University of Pittsburgh
October 5, 2008

Pitt's 2008 Drue Heinz Literature Prize Winner and Judge to Deliver Literary Readings Oct. 15

Contact:  412-624-4147

PITTSBURGH-The 2008 Drue Heinz Literature Prize winner Anthony Varallo and judge Scott Turow will give evening readings at 7:30 p.m. Oct. 15, in the Frick Fine Arts Auditorium, 650 Schenley Dr., Oakland. The event is part of the Pittsburgh Contemporary Writers Series' 2008-09 season.

Varallo received the honor for his short story collection, "Out Loud" (University of Pittsburgh Press, 2008). The Drue Heinz Literature Prize, one of the nation's most prestigious awards for books of short fiction, includes a cash prize of $15,000 and publication of the winning manuscript by the University of Pittsburgh Press. Previous winners include Kirk Nessett, Todd James Pierce, Stewart O'Nan, and Jane McCafferty.

"The stories in "Out Loud" are just awfully damn good," said Turow, who selected "Out Loud" from a pool of more than 300 entries. "They are the work of a very talented and accomplished writer."

Varallo also is the author of "This Day in History" (University of Iowa Press, 2005), which won the John Simmons Short Fiction Award and was a finalist for the 2006 Paterson Fiction Prize. His works of fiction have appeared in such publications as "Epoch," "Harvard Review," "New England Review," "The Black Warrior Review," "Crazyhorse," and "Story Quarterly."

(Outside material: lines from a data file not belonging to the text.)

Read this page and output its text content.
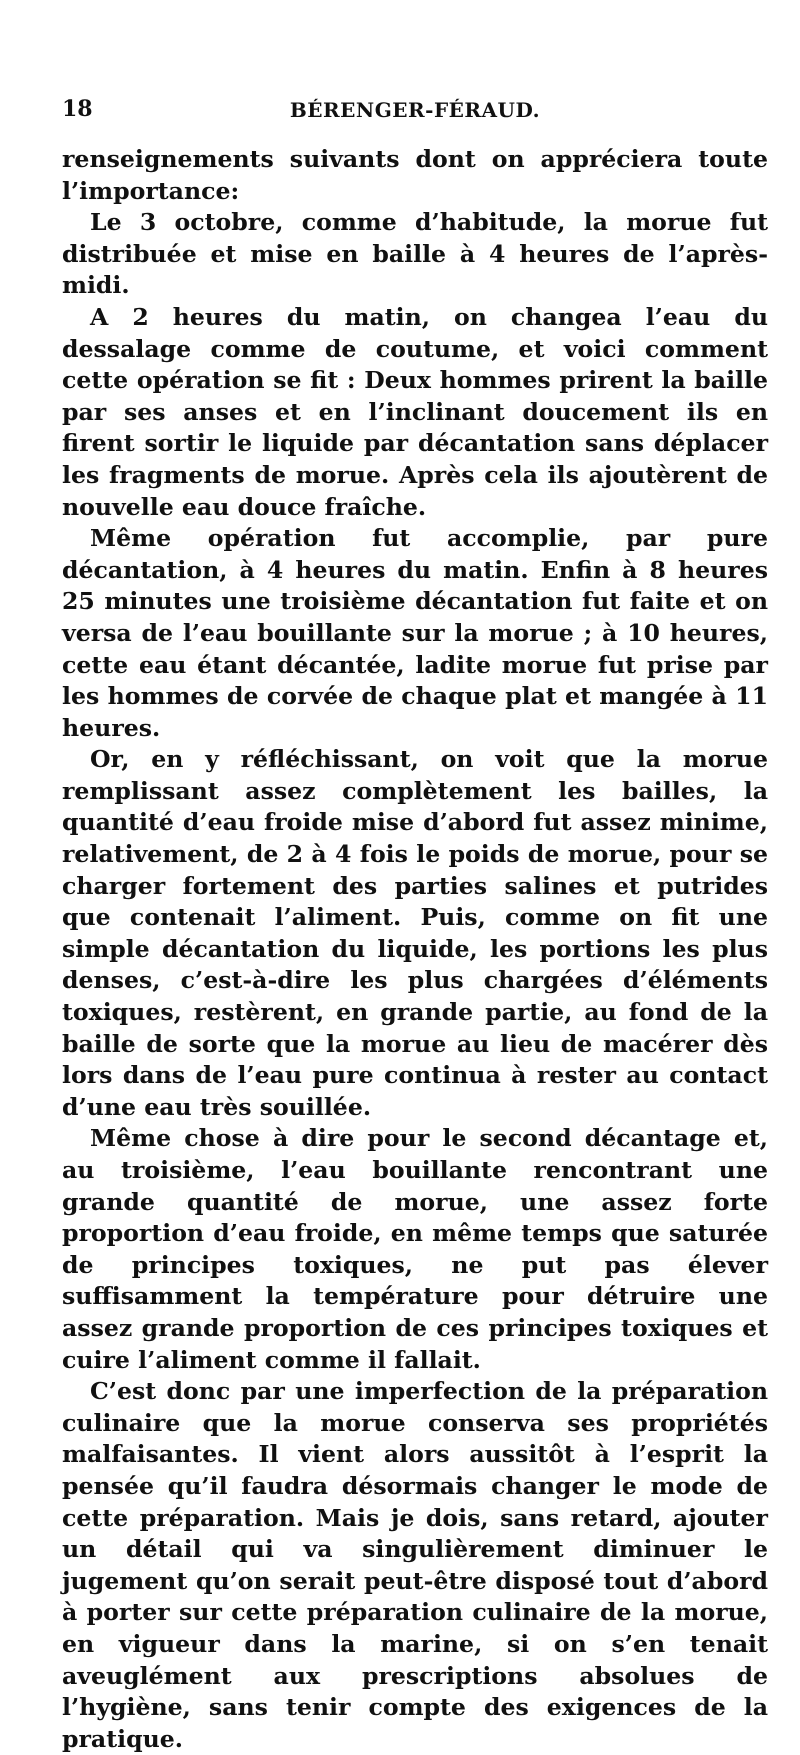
18	BÉRENGER-FÉRAUD.

renseignements suivants dont on appréciera toute l’importance:

Le 3 octobre, comme d’habitude, la morue fut distribuée et mise en baille à 4 heures de l’après-midi.

A 2 heures du matin, on changea l’eau du dessalage comme de coutume, et voici comment cette opération se fit : Deux hommes prirent la baille par ses anses et en l’inclinant doucement ils en firent sortir le liquide par décantation sans déplacer les fragments de morue. Après cela ils ajoutèrent de nouvelle eau douce fraîche.

Même opération fut accomplie, par pure décantation, à 4 heures du matin. Enfin à 8 heures 25 minutes une troisième décantation fut faite et on versa de l’eau bouillante sur la morue ; à 10 heures, cette eau étant décantée, ladite morue fut prise par les hommes de corvée de chaque plat et mangée à 11 heures.

Or, en y réfléchissant, on voit que la morue remplissant assez complètement les bailles, la quantité d’eau froide mise d’abord fut assez minime, relativement, de 2 à 4 fois le poids de morue, pour se charger fortement des parties salines et putrides que contenait l’aliment. Puis, comme on fit une simple décantation du liquide, les portions les plus denses, c’est-à-dire les plus chargées d’éléments toxiques, restèrent, en grande partie, au fond de la baille de sorte que la morue au lieu de macérer dès lors dans de l’eau pure continua à rester au contact d’une eau très souillée.

Même chose à dire pour le second décantage et, au troisième, l’eau bouillante rencontrant une grande quantité de morue, une assez forte proportion d’eau froide, en même temps que saturée de principes toxiques, ne put pas élever suffisamment la température pour détruire une assez grande proportion de ces principes toxiques et cuire l’aliment comme il fallait.

C’est donc par une imperfection de la préparation culinaire que la morue conserva ses propriétés malfaisantes. Il vient alors aussitôt à l’esprit la pensée qu’il faudra désormais changer le mode de cette préparation. Mais je dois, sans retard, ajouter un détail qui va singulièrement diminuer le jugement qu’on serait peut-être disposé tout d’abord à porter sur cette préparation culinaire de la morue, en vigueur dans la marine, si on s’en tenait aveuglément aux prescriptions absolues de l’hygiène, sans tenir compte des exigences de la pratique.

Varallo is a native of Yorklyn, Del. He received his BA degree from the University of Delaware, the MFA degree from the University of Iowa, and the PhD degree from the University of Missouri at Columbia. He is an assistant professor of English at the College of Charleston and the fiction editor for "Crazyhorse," the college's nonprofit literary journal.

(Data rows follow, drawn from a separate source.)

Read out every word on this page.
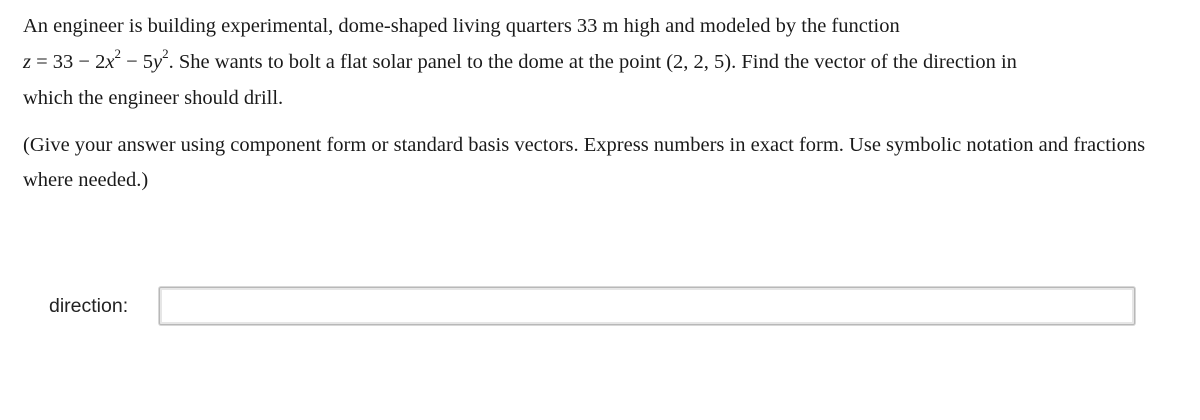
An engineer is building experimental, dome-shaped living quarters 33 m high and modeled by the function
$z = 33 - 2x^2 - 5y^2$. She wants to bolt a flat solar panel to the dome at the point (2, 2, 5). Find the vector of the direction in
which the engineer should drill.

(Give your answer using component form or standard basis vectors. Express numbers in exact form. Use symbolic notation and fractions where needed.)

direction:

Turow is the author of the novels "Limitations" (Picador, 2006), "Ordinary Heroes" (Farrar, Straus, and Giroux, 2005), "Reversible Errors" (Farrar, Straus, and Giroux, 2002), "Personal Injuries" (Farrar, Straus, and Giroux, 1999), and "The Laws of Our Fathers" (Farrar, Straus, and Giroux, 1996).

Turow's books have been translated into more than 25 languages, have sold more than 25 million copies worldwide, and have been adapted into one full-length film as well as two television miniseries. He has won a number of literary awards and honors, including the Silver Dagger Award of the British Crime Writers, the Robert F. Kennedy Book Award in 2004, the Heartland Prize in 2003, and "Time Magazine's" Best Work of Fiction in 1999 for "Personal Injuries."

Born in Chicago in 1949, Turow graduated with high honors from Amherst College in 1970. He attended the Stanford University Creative Writing Center under an Edith Mirrielees Fellowship. In 1978, he graduated from Harvard Law School and served his native Chicago as an assistant U.S. attorney. After leaving the U.S. attorney's office in 1986, Turow became a novelist of legal thrillers.

The 2008-09 Pittsburgh Contemporary Writers Series season is cosponsored by Pitt's University Center for International Studies, Asian Studies Center, China Council Confucious Institute, Cultural Studies Program, Women's Studies Program, and Book Center and by the Carnegie Mellon University Creative Writing Program.